In a game that requires tremendous endurance, stamina and fitness levels, and one that is said to be getting younger by the day, this is something rather unusual and in a sense, heartwarming.
Yet, after all the declarations that preceded the Championship, the tournament opener was uninspiring, at best and not really what one would expect from an event supposedly showcasing the best in the world. Both teams – Australians Josh Eagle and Andrew Florent and the Brazilian-Argentine combine of Jaime Oncins and Daniel Orsanic – were lacklustre for most of the hour-and-a-half long match.
The only sparks happened when Oncins argued against a rather unfair code violation for unsportsmanlike conduct after the last point of the first set. That Florent and Eagle managed to make things really difficult for the South Americans in the event, by wrapping up the first match 6-1, 3-6, 6-4 despite their pallid play, is an indication that Lady Luck is definitely siding with the men from Down Under.
‘‘We haven’t played together in over a month,’’ said Eagle of himself and Florent after the match. And those guys probably haven’t played together for even longer, the way they were playing. ‘‘We got off to a great start, something that isn’t always easy, and then we kind of lost momentum and they got theirs before we came back into the match.’’ That really, is no excuse.
These are after all the World Championships and in Florent’s own words on Tuesday, this was something the duo ‘‘had been working towards from the beginning of the year.’’ If they had to come up with something defensive for the way they played, then perhaps they could have done better.

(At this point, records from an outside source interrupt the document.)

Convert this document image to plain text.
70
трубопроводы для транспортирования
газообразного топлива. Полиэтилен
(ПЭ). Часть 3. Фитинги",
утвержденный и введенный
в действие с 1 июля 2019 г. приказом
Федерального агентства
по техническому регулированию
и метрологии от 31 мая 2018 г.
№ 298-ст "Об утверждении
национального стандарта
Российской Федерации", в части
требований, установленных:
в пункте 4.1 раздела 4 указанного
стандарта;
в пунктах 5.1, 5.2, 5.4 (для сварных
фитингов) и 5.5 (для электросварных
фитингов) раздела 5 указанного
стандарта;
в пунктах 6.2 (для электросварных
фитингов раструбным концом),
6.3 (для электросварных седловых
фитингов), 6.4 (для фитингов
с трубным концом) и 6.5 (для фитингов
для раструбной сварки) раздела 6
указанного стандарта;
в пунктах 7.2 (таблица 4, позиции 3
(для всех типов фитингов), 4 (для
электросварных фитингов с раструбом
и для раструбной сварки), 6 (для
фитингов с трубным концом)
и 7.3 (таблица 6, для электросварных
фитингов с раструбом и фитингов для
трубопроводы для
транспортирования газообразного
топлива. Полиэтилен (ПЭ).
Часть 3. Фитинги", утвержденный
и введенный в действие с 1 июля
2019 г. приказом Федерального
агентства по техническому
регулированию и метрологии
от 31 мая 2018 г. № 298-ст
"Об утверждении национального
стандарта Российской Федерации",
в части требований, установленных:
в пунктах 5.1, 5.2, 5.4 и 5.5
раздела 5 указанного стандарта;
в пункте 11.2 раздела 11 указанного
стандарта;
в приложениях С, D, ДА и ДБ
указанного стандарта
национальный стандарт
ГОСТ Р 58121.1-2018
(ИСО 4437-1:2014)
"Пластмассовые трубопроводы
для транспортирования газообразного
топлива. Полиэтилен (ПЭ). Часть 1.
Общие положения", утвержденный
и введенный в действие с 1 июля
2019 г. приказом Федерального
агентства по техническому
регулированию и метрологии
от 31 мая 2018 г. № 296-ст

As neither team is really fancied, at the moment, to be crowned champion at the end of the week, it was the second match that was expected to be the real appetizer before the day’s feature match between Bhupathi-Paes and Paul Haarhuis-Sandone Stolle. And that match didn’t disappoint. In a major surprise, the American-South African, left-right combine of Don Johnson and Piet Norval demolished third seeded Americans Alex O’Brien and Jared Palmer 7-5, 7-6 (9-7) to make the already unpredictable Gold Group an even more complicated affair.